The feds new fuel standard will jeopardize jobs
Since the start of the pandemic, the federal government has been looking for ways to promote economic recovery all while minimizing the impact on employment. Wage subsidies to the left, financial aid to businesses to the right, assistance for seniors here, help for students there — it’s a veritable buffet of measures.
To this must be added the golden rule for public policy: First, do no harm. Yet the existing regulatory framework, and rules likely to be added to it, are in fact harmful, and should be reassessed. This is the case, for instance, of the Clean Fuel Standard (CFS) which will be made public this fall.
The visible objective of the CFS is to reduce greenhouse gas (GHG) emissions all while favouring the use of low-carbon fuels, energy sources, and technologies. Companies will have to respect the Standard either through their own efforts or through the purchase of credits from other companies that emit less carbon.
Although the intention behind this energy policy may be laudable, its format will be detrimental to the Canadian economy, while its effect on the environment is far from certain.

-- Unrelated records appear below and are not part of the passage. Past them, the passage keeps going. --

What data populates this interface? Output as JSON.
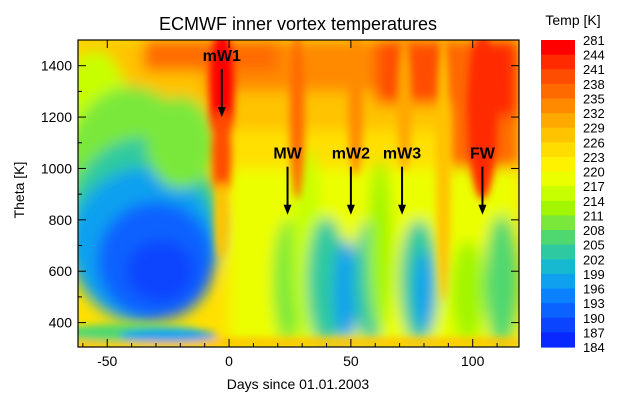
{
  "chart_data": {
    "type": "heatmap",
    "title": "ECMWF inner vortex temperatures",
    "xlabel": "Days since 01.01.2003",
    "ylabel": "Theta [K]",
    "xlim": [
      -62,
      119
    ],
    "ylim": [
      305,
      1500
    ],
    "x_ticks": [
      "-50",
      "0",
      "50",
      "100"
    ],
    "x_tick_values": [
      -50,
      0,
      50,
      100
    ],
    "y_ticks": [
      "400",
      "600",
      "800",
      "1000",
      "1200",
      "1400"
    ],
    "y_tick_values": [
      400,
      600,
      800,
      1000,
      1200,
      1400
    ],
    "colorbar": {
      "title": "Temp [K]",
      "levels": [
        "281",
        "244",
        "241",
        "238",
        "235",
        "232",
        "229",
        "226",
        "223",
        "220",
        "217",
        "214",
        "211",
        "208",
        "205",
        "202",
        "199",
        "196",
        "193",
        "190",
        "187",
        "184"
      ],
      "colors": [
        "#ff0000",
        "#ff2a00",
        "#ff4d00",
        "#ff6a00",
        "#ff8a00",
        "#ffa800",
        "#ffc300",
        "#ffdd00",
        "#fff200",
        "#ecff00",
        "#c8ff00",
        "#a2f600",
        "#7ae83a",
        "#50d870",
        "#2ec9a0",
        "#17b9d0",
        "#0fa0f0",
        "#0a82ff",
        "#0a62ff",
        "#0a44ff",
        "#0828ff"
      ]
    },
    "annotations": [
      {
        "label": "mW1",
        "x": -3,
        "y": 1200
      },
      {
        "label": "MW",
        "x": 24,
        "y": 820
      },
      {
        "label": "mW2",
        "x": 50,
        "y": 820
      },
      {
        "label": "mW3",
        "x": 71,
        "y": 820
      },
      {
        "label": "FW",
        "x": 104,
        "y": 820
      }
    ]
  }
}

The Standard is meant to contribute to Canada reducing its GHG emissions to 30% below their 2005 level by 2030. Canada would become the only country in the world to include natural gas and propane in such a policy, placing numerous Canadian businesses at a competitive disadvantage.
On top of the very limited 10-year deadline to bring GHG emissions 30% below the 2005 level, the Standard will not replace federal and provincial environmental policies already in place; it will complement them. This regulatory duplication will be costly both for companies and for consumers.

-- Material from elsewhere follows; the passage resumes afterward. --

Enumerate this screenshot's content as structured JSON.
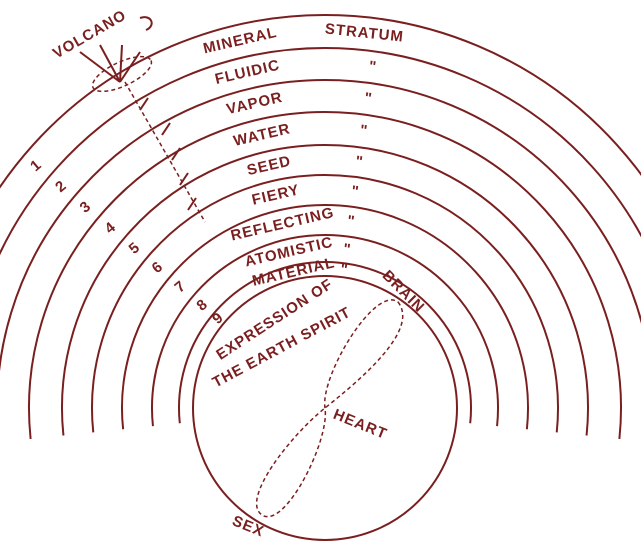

Indeed, the CFS will have the effect of increasing production and transport costs for companies using fuels like natural gas, which represents a very large number of companies. And a substantial portion of the bill will be passed on to consumers.
In the manufacturing sector alone, 1.7 million jobs will be affected in Canada, including 300,000 in Quebec. It is impossible to say with any reasonable degree of precision at this stage what portion of these jobs would be lost. Yet one thing is clear: The implementation of this measure will certainly have a negative impact on the level of employment in the manufacturing sector and the Canadian economy in general since it will add on an extra layer of costs and constraints.

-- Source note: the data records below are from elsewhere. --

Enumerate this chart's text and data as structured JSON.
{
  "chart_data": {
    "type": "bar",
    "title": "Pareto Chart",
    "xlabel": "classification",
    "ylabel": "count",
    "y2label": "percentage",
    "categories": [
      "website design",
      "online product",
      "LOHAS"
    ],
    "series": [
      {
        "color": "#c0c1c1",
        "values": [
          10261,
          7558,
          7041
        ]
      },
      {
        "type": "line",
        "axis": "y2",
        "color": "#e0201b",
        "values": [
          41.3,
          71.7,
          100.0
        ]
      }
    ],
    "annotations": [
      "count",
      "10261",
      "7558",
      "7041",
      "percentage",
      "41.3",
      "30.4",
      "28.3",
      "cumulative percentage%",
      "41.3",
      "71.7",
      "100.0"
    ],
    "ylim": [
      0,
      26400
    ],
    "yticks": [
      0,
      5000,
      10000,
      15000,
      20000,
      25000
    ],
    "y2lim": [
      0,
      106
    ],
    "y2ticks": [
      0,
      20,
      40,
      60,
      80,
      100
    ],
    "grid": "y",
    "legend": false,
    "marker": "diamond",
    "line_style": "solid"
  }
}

On top of its negative economic effects, its ecological impact remains ambiguous. A major factor that the CFS seems to omit is that climate change is a global phenomenon, not a national one. After all, Canada is responsible for just 1.5% of global GHG emissions.
While a regulatory environmental framework is necessary and desirable, the CFS would make countries like China and India more attractive. We could therefore see carbon leakage: Canada’s emissions would fall, but given the possible relocation of local companies, the net global effect could well be negative.
The current COVID-19 situation is already adding a number of obstacles to the Canadian economy and international trade. The federal government should encourage economic recovery by being more flexible, not by making the current regulatory framework more restrictive. The CFS will be an extra hurdle for Canadian companies struggling to emerge from the pandemic.
Let’s hope that the government reconsiders the CFS, and does a better job of analyzing its future energy policies by their potential results, and not only by the intentions behind them. The current buffet of measures is already leaving many companies far from satisfied; there’s no reason to add to that a bitter aftertaste.
Miguel Ouellette is Economist at the MEI and the author of “The CFS: A Measure That Will Hurt Canada’s Economic Recovery.” The views reflected in this op-ed are his own.